I am trying to understand a passage that I found in a JLPT N2 practice book. I will quote the passage bit by bit, giving my interpretation.
自分の考えに自信を持ち、これで良いのだと自分に言い聞かせるだけでは充分ではない。他の人の考えにも、肯定的な姿勢を取るようにしなくてはならない。どんなものでもその気になって探せば、必ずいいところがある。それを称揚する。
Just telling yourself that "it's enough to just be confident in your own ideas/thoughts" is not enough. You have to acknowledge others' ideas and thoughts as well. If you do this, then you will find some good aspects in everything, and you should praise those good aspects.
So far so good.
よくわからないときにも、ぶっつけに「さっぱりわかりませんね」などと水をかけるのは禁物である。
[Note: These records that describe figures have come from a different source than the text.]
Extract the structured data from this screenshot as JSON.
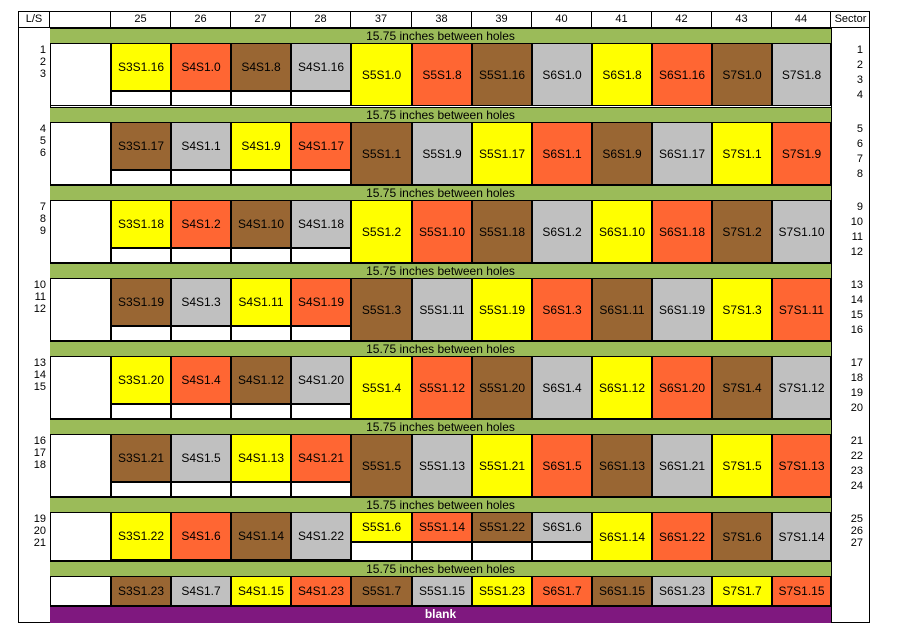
{
  "header": {
    "left_label": "L/S",
    "right_label": "Sector",
    "columns": [
      "25",
      "26",
      "27",
      "28",
      "37",
      "38",
      "39",
      "40",
      "41",
      "42",
      "43",
      "44"
    ]
  },
  "colors": {
    "yellow": "#ffff00",
    "orange": "#ff6633",
    "brown": "#996633",
    "gray": "#c0c0c0",
    "green": "#9bbb59",
    "purple": "#7f187f"
  },
  "separator_text": "15.75 inches between holes",
  "footer_text": "blank",
  "groups": [
    {
      "ls": [
        "1",
        "2",
        "3"
      ],
      "sector": [
        "1",
        "2",
        "3",
        "4"
      ],
      "left": [
        {
          "t": "S3S1.16",
          "c": "yellow"
        },
        {
          "t": "S4S1.0",
          "c": "orange"
        },
        {
          "t": "S4S1.8",
          "c": "brown"
        },
        {
          "t": "S4S1.16",
          "c": "gray"
        }
      ],
      "right": [
        {
          "t": "S5S1.0",
          "c": "yellow"
        },
        {
          "t": "S5S1.8",
          "c": "orange"
        },
        {
          "t": "S5S1.16",
          "c": "brown"
        },
        {
          "t": "S6S1.0",
          "c": "gray"
        },
        {
          "t": "S6S1.8",
          "c": "yellow"
        },
        {
          "t": "S6S1.16",
          "c": "orange"
        },
        {
          "t": "S7S1.0",
          "c": "brown"
        },
        {
          "t": "S7S1.8",
          "c": "gray"
        }
      ]
    },
    {
      "ls": [
        "4",
        "5",
        "6"
      ],
      "sector": [
        "5",
        "6",
        "7",
        "8"
      ],
      "left": [
        {
          "t": "S3S1.17",
          "c": "brown"
        },
        {
          "t": "S4S1.1",
          "c": "gray"
        },
        {
          "t": "S4S1.9",
          "c": "yellow"
        },
        {
          "t": "S4S1.17",
          "c": "orange"
        }
      ],
      "right": [
        {
          "t": "S5S1.1",
          "c": "brown"
        },
        {
          "t": "S5S1.9",
          "c": "gray"
        },
        {
          "t": "S5S1.17",
          "c": "yellow"
        },
        {
          "t": "S6S1.1",
          "c": "orange"
        },
        {
          "t": "S6S1.9",
          "c": "brown"
        },
        {
          "t": "S6S1.17",
          "c": "gray"
        },
        {
          "t": "S7S1.1",
          "c": "yellow"
        },
        {
          "t": "S7S1.9",
          "c": "orange"
        }
      ]
    },
    {
      "ls": [
        "7",
        "8",
        "9"
      ],
      "sector": [
        "9",
        "10",
        "11",
        "12"
      ],
      "left": [
        {
          "t": "S3S1.18",
          "c": "yellow"
        },
        {
          "t": "S4S1.2",
          "c": "orange"
        },
        {
          "t": "S4S1.10",
          "c": "brown"
        },
        {
          "t": "S4S1.18",
          "c": "gray"
        }
      ],
      "right": [
        {
          "t": "S5S1.2",
          "c": "yellow"
        },
        {
          "t": "S5S1.10",
          "c": "orange"
        },
        {
          "t": "S5S1.18",
          "c": "brown"
        },
        {
          "t": "S6S1.2",
          "c": "gray"
        },
        {
          "t": "S6S1.10",
          "c": "yellow"
        },
        {
          "t": "S6S1.18",
          "c": "orange"
        },
        {
          "t": "S7S1.2",
          "c": "brown"
        },
        {
          "t": "S7S1.10",
          "c": "gray"
        }
      ]
    },
    {
      "ls": [
        "10",
        "11",
        "12"
      ],
      "sector": [
        "13",
        "14",
        "15",
        "16"
      ],
      "left": [
        {
          "t": "S3S1.19",
          "c": "brown"
        },
        {
          "t": "S4S1.3",
          "c": "gray"
        },
        {
          "t": "S4S1.11",
          "c": "yellow"
        },
        {
          "t": "S4S1.19",
          "c": "orange"
        }
      ],
      "right": [
        {
          "t": "S5S1.3",
          "c": "brown"
        },
        {
          "t": "S5S1.11",
          "c": "gray"
        },
        {
          "t": "S5S1.19",
          "c": "yellow"
        },
        {
          "t": "S6S1.3",
          "c": "orange"
        },
        {
          "t": "S6S1.11",
          "c": "brown"
        },
        {
          "t": "S6S1.19",
          "c": "gray"
        },
        {
          "t": "S7S1.3",
          "c": "yellow"
        },
        {
          "t": "S7S1.11",
          "c": "orange"
        }
      ]
    },
    {
      "ls": [
        "13",
        "14",
        "15"
      ],
      "sector": [
        "17",
        "18",
        "19",
        "20"
      ],
      "left": [
        {
          "t": "S3S1.20",
          "c": "yellow"
        },
        {
          "t": "S4S1.4",
          "c": "orange"
        },
        {
          "t": "S4S1.12",
          "c": "brown"
        },
        {
          "t": "S4S1.20",
          "c": "gray"
        }
      ],
      "right": [
        {
          "t": "S5S1.4",
          "c": "yellow"
        },
        {
          "t": "S5S1.12",
          "c": "orange"
        },
        {
          "t": "S5S1.20",
          "c": "brown"
        },
        {
          "t": "S6S1.4",
          "c": "gray"
        },
        {
          "t": "S6S1.12",
          "c": "yellow"
        },
        {
          "t": "S6S1.20",
          "c": "orange"
        },
        {
          "t": "S7S1.4",
          "c": "brown"
        },
        {
          "t": "S7S1.12",
          "c": "gray"
        }
      ]
    },
    {
      "ls": [
        "16",
        "17",
        "18"
      ],
      "sector": [
        "21",
        "22",
        "23",
        "24"
      ],
      "left": [
        {
          "t": "S3S1.21",
          "c": "brown"
        },
        {
          "t": "S4S1.5",
          "c": "gray"
        },
        {
          "t": "S4S1.13",
          "c": "yellow"
        },
        {
          "t": "S4S1.21",
          "c": "orange"
        }
      ],
      "right": [
        {
          "t": "S5S1.5",
          "c": "brown"
        },
        {
          "t": "S5S1.13",
          "c": "gray"
        },
        {
          "t": "S5S1.21",
          "c": "yellow"
        },
        {
          "t": "S6S1.5",
          "c": "orange"
        },
        {
          "t": "S6S1.13",
          "c": "brown"
        },
        {
          "t": "S6S1.21",
          "c": "gray"
        },
        {
          "t": "S7S1.5",
          "c": "yellow"
        },
        {
          "t": "S7S1.13",
          "c": "orange"
        }
      ]
    },
    {
      "ls": [
        "19",
        "20",
        "21"
      ],
      "sector": [
        "25",
        "26",
        "27"
      ],
      "left": [
        {
          "t": "S3S1.22",
          "c": "yellow"
        },
        {
          "t": "S4S1.6",
          "c": "orange"
        },
        {
          "t": "S4S1.14",
          "c": "brown"
        },
        {
          "t": "S4S1.22",
          "c": "gray"
        }
      ],
      "right": [
        {
          "t": "S5S1.6",
          "c": "yellow"
        },
        {
          "t": "S5S1.14",
          "c": "orange"
        },
        {
          "t": "S5S1.22",
          "c": "brown"
        },
        {
          "t": "S6S1.6",
          "c": "gray"
        },
        {
          "t": "S6S1.14",
          "c": "yellow"
        },
        {
          "t": "S6S1.22",
          "c": "orange"
        },
        {
          "t": "S7S1.6",
          "c": "brown"
        },
        {
          "t": "S7S1.14",
          "c": "gray"
        }
      ]
    },
    {
      "ls": [],
      "sector": [],
      "left": [
        {
          "t": "S3S1.23",
          "c": "brown"
        },
        {
          "t": "S4S1.7",
          "c": "gray"
        },
        {
          "t": "S4S1.15",
          "c": "yellow"
        },
        {
          "t": "S4S1.23",
          "c": "orange"
        }
      ],
      "right": [
        {
          "t": "S5S1.7",
          "c": "brown"
        },
        {
          "t": "S5S1.15",
          "c": "gray"
        },
        {
          "t": "S5S1.23",
          "c": "yellow"
        },
        {
          "t": "S6S1.7",
          "c": "orange"
        },
        {
          "t": "S6S1.15",
          "c": "brown"
        },
        {
          "t": "S6S1.23",
          "c": "gray"
        },
        {
          "t": "S7S1.7",
          "c": "yellow"
        },
        {
          "t": "S7S1.15",
          "c": "orange"
        }
      ]
    }
  ]
}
「随分難しそうですが、でも、なんだか面白そうではありませんか」とやれば、同じことでも、受ける感じは全く違ってくる。
Even when you don't understand (what the other person is saying), you shouldn't just say "you totally lost me". On the other hand, if you say "This seems quite hard to understand, but it's quite interesting as well, isn't it?", then the impression the other person gets is totally different.
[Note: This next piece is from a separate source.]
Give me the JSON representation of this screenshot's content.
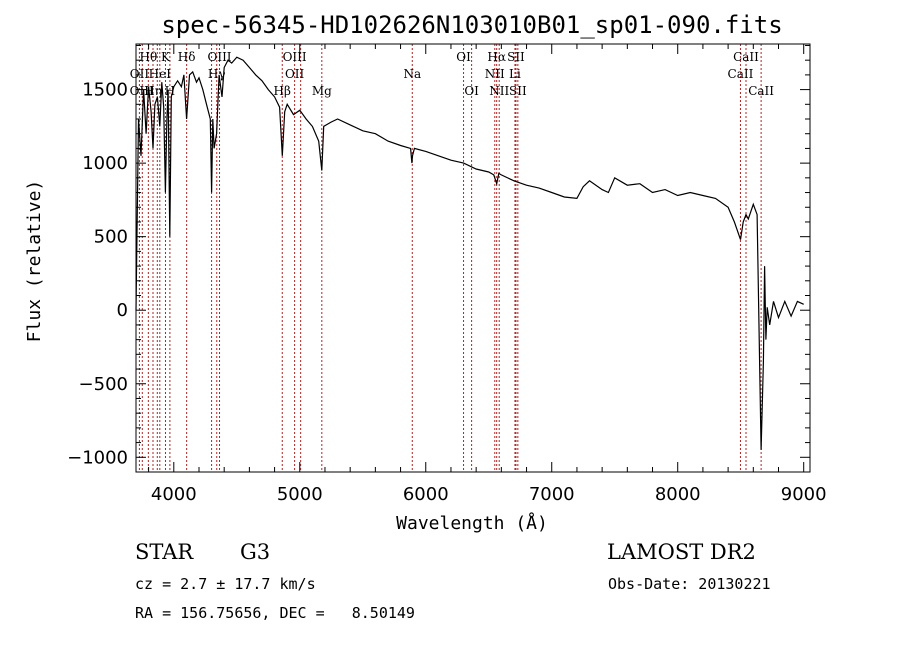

It's still kind of on-topic. It seems to continue talking about how to respect other people's thoughts and ideas. But then I see this:
すぐれた教育者、指導者などはどこか良いところを見つけて、そこへ道をつけておく。
Good educators and leaders will find some good aspects somewhere, and make a road towards it (?)
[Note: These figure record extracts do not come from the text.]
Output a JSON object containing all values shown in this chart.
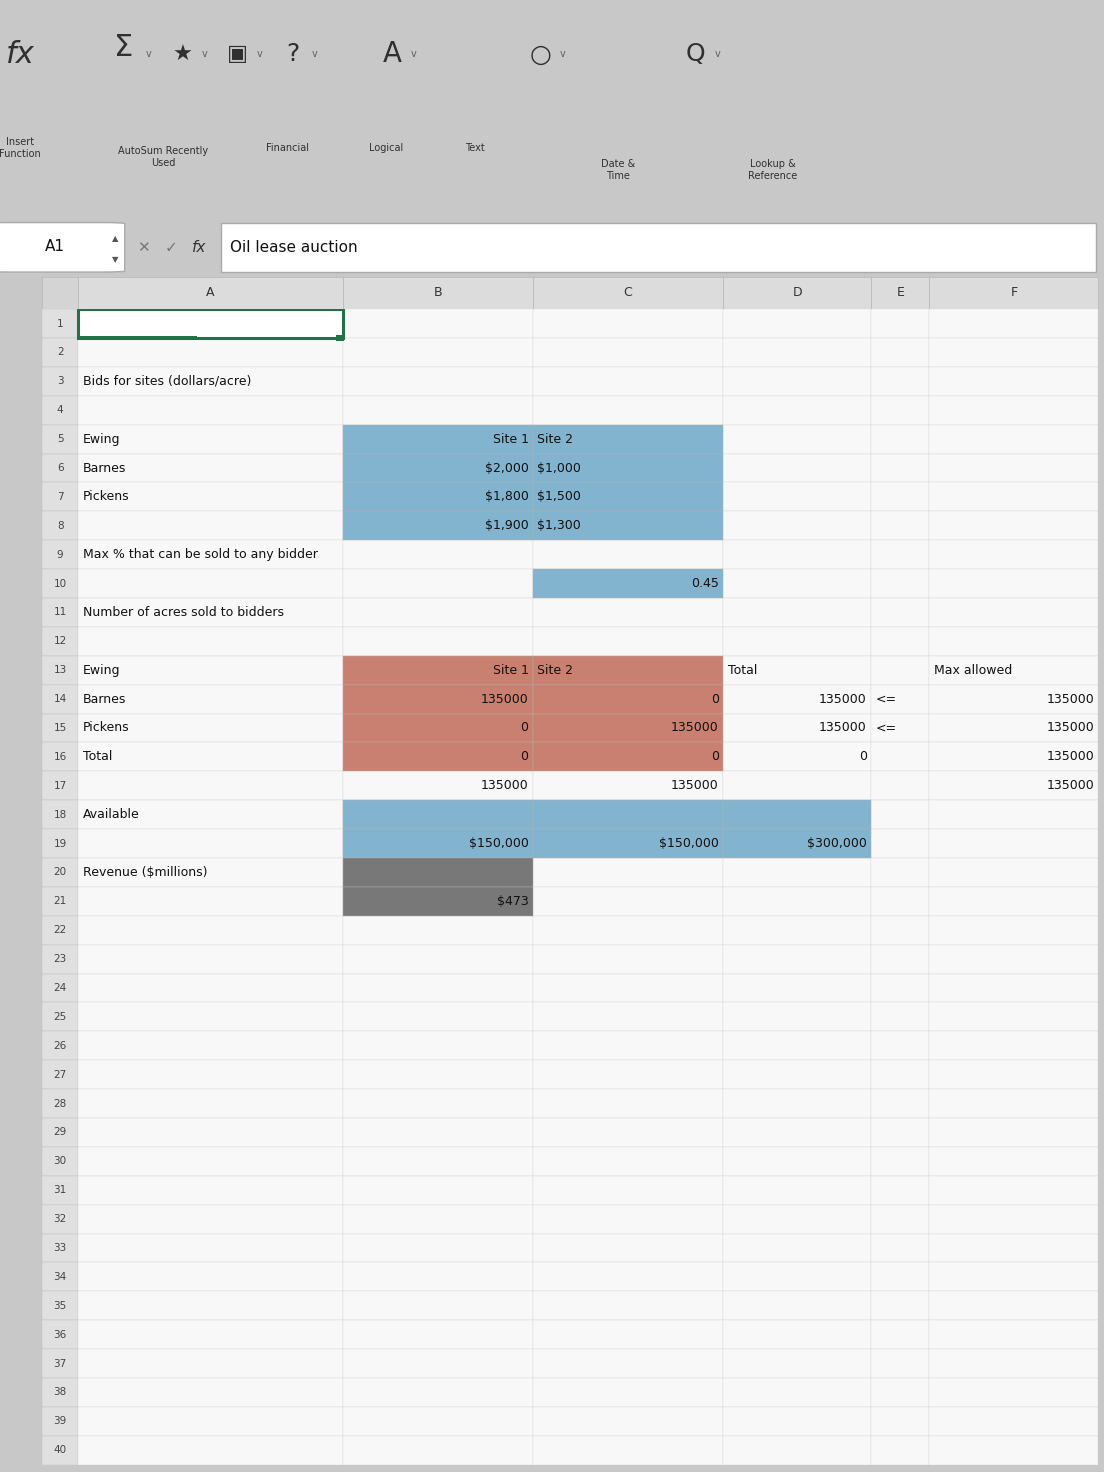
{
  "fig_bg": "#c8c8c8",
  "toolbar_bg": "#e4e4e4",
  "formula_bg": "#f2f2f2",
  "header_bg": "#e0e0e0",
  "cell_bg": "#f5f5f5",
  "cell_border": "#d0d0d0",
  "row_header_bg": "#e8e8e8",
  "blue_highlight": "#82b4d0",
  "red_highlight": "#c98070",
  "gray_highlight": "#787878",
  "green_border_color": "#217346",
  "row_count": 40,
  "col_names": [
    "A",
    "B",
    "C",
    "D",
    "E",
    "F"
  ],
  "col_rel_widths": [
    2.5,
    1.8,
    1.8,
    1.4,
    0.55,
    1.6
  ],
  "cells": {
    "1_A": {
      "text": "Oil lease auction",
      "bold": true,
      "ha": "left",
      "indent": 4
    },
    "3_A": {
      "text": "Bids for sites (dollars/acre)",
      "bold": false,
      "ha": "left",
      "indent": 4
    },
    "5_A": {
      "text": "Ewing",
      "bold": false,
      "ha": "left",
      "indent": 4
    },
    "5_B": {
      "text": "Site 1",
      "bold": false,
      "ha": "right",
      "indent": 4
    },
    "5_C": {
      "text": "Site 2",
      "bold": false,
      "ha": "left",
      "indent": 4
    },
    "6_A": {
      "text": "Barnes",
      "bold": false,
      "ha": "left",
      "indent": 4
    },
    "6_B": {
      "text": "$2,000",
      "bold": false,
      "ha": "right",
      "indent": 4
    },
    "6_C": {
      "text": "$1,000",
      "bold": false,
      "ha": "left",
      "indent": 4
    },
    "7_A": {
      "text": "Pickens",
      "bold": false,
      "ha": "left",
      "indent": 4
    },
    "7_B": {
      "text": "$1,800",
      "bold": false,
      "ha": "right",
      "indent": 4
    },
    "7_C": {
      "text": "$1,500",
      "bold": false,
      "ha": "left",
      "indent": 4
    },
    "8_B": {
      "text": "$1,900",
      "bold": false,
      "ha": "right",
      "indent": 4
    },
    "8_C": {
      "text": "$1,300",
      "bold": false,
      "ha": "left",
      "indent": 4
    },
    "9_A": {
      "text": "Max % that can be sold to any bidder",
      "bold": false,
      "ha": "left",
      "indent": 4
    },
    "10_C": {
      "text": "0.45",
      "bold": false,
      "ha": "right",
      "indent": 4
    },
    "11_A": {
      "text": "Number of acres sold to bidders",
      "bold": false,
      "ha": "left",
      "indent": 4
    },
    "13_A": {
      "text": "Ewing",
      "bold": false,
      "ha": "left",
      "indent": 4
    },
    "13_B": {
      "text": "Site 1",
      "bold": false,
      "ha": "right",
      "indent": 4
    },
    "13_C": {
      "text": "Site 2",
      "bold": false,
      "ha": "left",
      "indent": 4
    },
    "13_D": {
      "text": "Total",
      "bold": false,
      "ha": "left",
      "indent": 4
    },
    "13_F": {
      "text": "Max allowed",
      "bold": false,
      "ha": "left",
      "indent": 4
    },
    "14_A": {
      "text": "Barnes",
      "bold": false,
      "ha": "left",
      "indent": 4
    },
    "14_B": {
      "text": "135000",
      "bold": false,
      "ha": "right",
      "indent": 4
    },
    "14_C": {
      "text": "0",
      "bold": false,
      "ha": "right",
      "indent": 4
    },
    "14_D": {
      "text": "135000",
      "bold": false,
      "ha": "right",
      "indent": 4
    },
    "14_E": {
      "text": "<=",
      "bold": false,
      "ha": "left",
      "indent": 4
    },
    "14_F": {
      "text": "135000",
      "bold": false,
      "ha": "right",
      "indent": 4
    },
    "15_A": {
      "text": "Pickens",
      "bold": false,
      "ha": "left",
      "indent": 4
    },
    "15_B": {
      "text": "0",
      "bold": false,
      "ha": "right",
      "indent": 4
    },
    "15_C": {
      "text": "135000",
      "bold": false,
      "ha": "right",
      "indent": 4
    },
    "15_D": {
      "text": "135000",
      "bold": false,
      "ha": "right",
      "indent": 4
    },
    "15_E": {
      "text": "<=",
      "bold": false,
      "ha": "left",
      "indent": 4
    },
    "15_F": {
      "text": "135000",
      "bold": false,
      "ha": "right",
      "indent": 4
    },
    "16_A": {
      "text": "Total",
      "bold": false,
      "ha": "left",
      "indent": 4
    },
    "16_B": {
      "text": "0",
      "bold": false,
      "ha": "right",
      "indent": 4
    },
    "16_C": {
      "text": "0",
      "bold": false,
      "ha": "right",
      "indent": 4
    },
    "16_D": {
      "text": "0",
      "bold": false,
      "ha": "right",
      "indent": 4
    },
    "16_F": {
      "text": "135000",
      "bold": false,
      "ha": "right",
      "indent": 4
    },
    "17_B": {
      "text": "135000",
      "bold": false,
      "ha": "right",
      "indent": 4
    },
    "17_C": {
      "text": "135000",
      "bold": false,
      "ha": "right",
      "indent": 4
    },
    "17_F": {
      "text": "135000",
      "bold": false,
      "ha": "right",
      "indent": 4
    },
    "18_A": {
      "text": "Available",
      "bold": false,
      "ha": "left",
      "indent": 4
    },
    "19_B": {
      "text": "$150,000",
      "bold": false,
      "ha": "right",
      "indent": 4
    },
    "19_C": {
      "text": "$150,000",
      "bold": false,
      "ha": "right",
      "indent": 4
    },
    "19_D": {
      "text": "$300,000",
      "bold": false,
      "ha": "right",
      "indent": 4
    },
    "20_A": {
      "text": "Revenue ($millions)",
      "bold": false,
      "ha": "left",
      "indent": 4
    },
    "21_B": {
      "text": "$473",
      "bold": false,
      "ha": "right",
      "indent": 4
    }
  },
  "blue_regions": [
    {
      "rows": [
        5,
        6,
        7,
        8
      ],
      "cols": [
        "B",
        "C"
      ]
    },
    {
      "rows": [
        10
      ],
      "cols": [
        "C"
      ]
    },
    {
      "rows": [
        18,
        19
      ],
      "cols": [
        "B",
        "C",
        "D"
      ]
    }
  ],
  "red_regions": [
    {
      "rows": [
        13,
        14,
        15,
        16
      ],
      "cols": [
        "B",
        "C"
      ]
    }
  ],
  "gray_regions": [
    {
      "rows": [
        20,
        21
      ],
      "cols": [
        "B"
      ]
    }
  ]
}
Why does it suddenly start talking about good educators and leaders. I suppose it's to give an example of "who acknowledge others' ideas and thoughts and find good aspects", a reference to the first excerpt.
"make a road towards it" is from Jisho.org. Apparently that's what 道をつける means... Feels kind of unnatural in English though.
What comes next completely blew my mind:
批評された側では、多少、けなされていても、褒められたところをよりどころにして希望をつなぎとめることができる。
On the side of being criticised, even if you are spoken ill of, you can more or less use the places where you are praised as support, and hold onto hope.
Suddenly what is the author talking about? That seems like nonsense. If you are being criticised, 褒められたところ wouldn't exist, would it? This sentence also doesn't connect well with what was being said. Why suddenly 批評された側では? The sentence feels very random and out of nowhere.
Question:
Where have I misunderstood the passage? Or is the passage supposed to be hard to understand? Maybe my tiny brain isn't powerful enough to understand such a philosophical passage?